Image 2: Left: Resident naturalist at Jean-Michel Cousteau Fiji Islands Resort shares his knowledge. Right: Young adventurers get an up-close view of the Galapagos pinniped population
Organizations that are making a difference
Students can do environmental research and gain academic credit on expeditions with the Earthwatch Institute (earthwatch.org).
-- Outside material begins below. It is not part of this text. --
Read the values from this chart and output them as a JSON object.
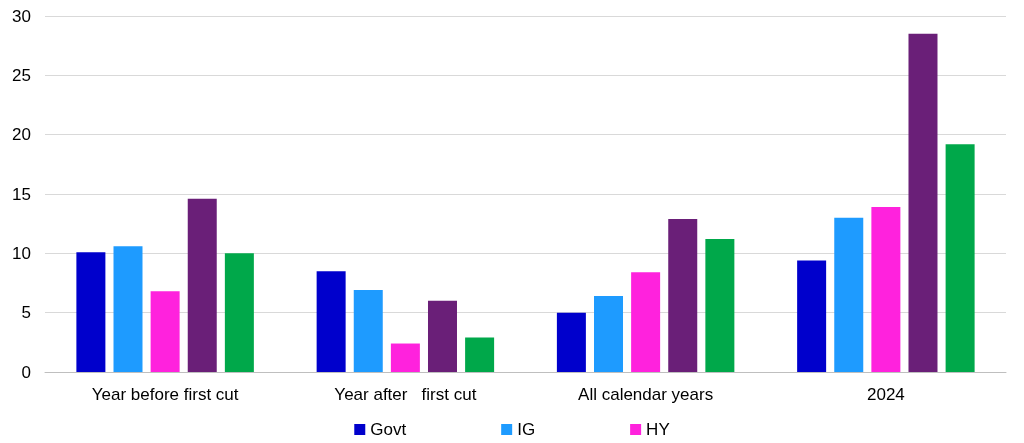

Those with only a week to spare (spring break, perhaps?) can get involved with the Sierra Club’s Sierra Student Coalition, which runs environmental leadership training programs throughout the country
Take your next vacation as a member of World Wildlife Fund and see animals in their natural habitats on all seven continents while supporting the group’s efforts around the world (worldwildlife.org/travel/
Work side by side with locals as an international volunteer with Cross-Cultural Solutions (crossculturalsolutions.org).
Help communities around the world restore artifacts of cultural importance and promote responsible tourism via the Cultural Restoration Tourism Project (crtp.net).
Founded in 1976, Habitat for Humanity has built more than 225,000 houses around the world. Volunteer locally or join the Global Village program to spend your vacation building a home in a different country (habitat.org).
.Students seeking an alternative to spring break at the beach can volunteer with Break Away (alternativebreaks.org).
Help preserve Hawaii’s natural areas and wildlife by getting involved with the Nature Conservancy (malamahawaii.org/get_involved/volunteer.php).
elp preserve biodiversity hot spots with Conservation International’s ecotourism program (ecotour.org/xp/ecotour).
Established in 1958, the cross-cultural exchange program Operation Crossroads Africa gives young North Americans the opportunity to work at the grassroots level with young Africans. The founder envisioned young people “building bridges of friendship to Africa” (operationcrossroadsafrica.org).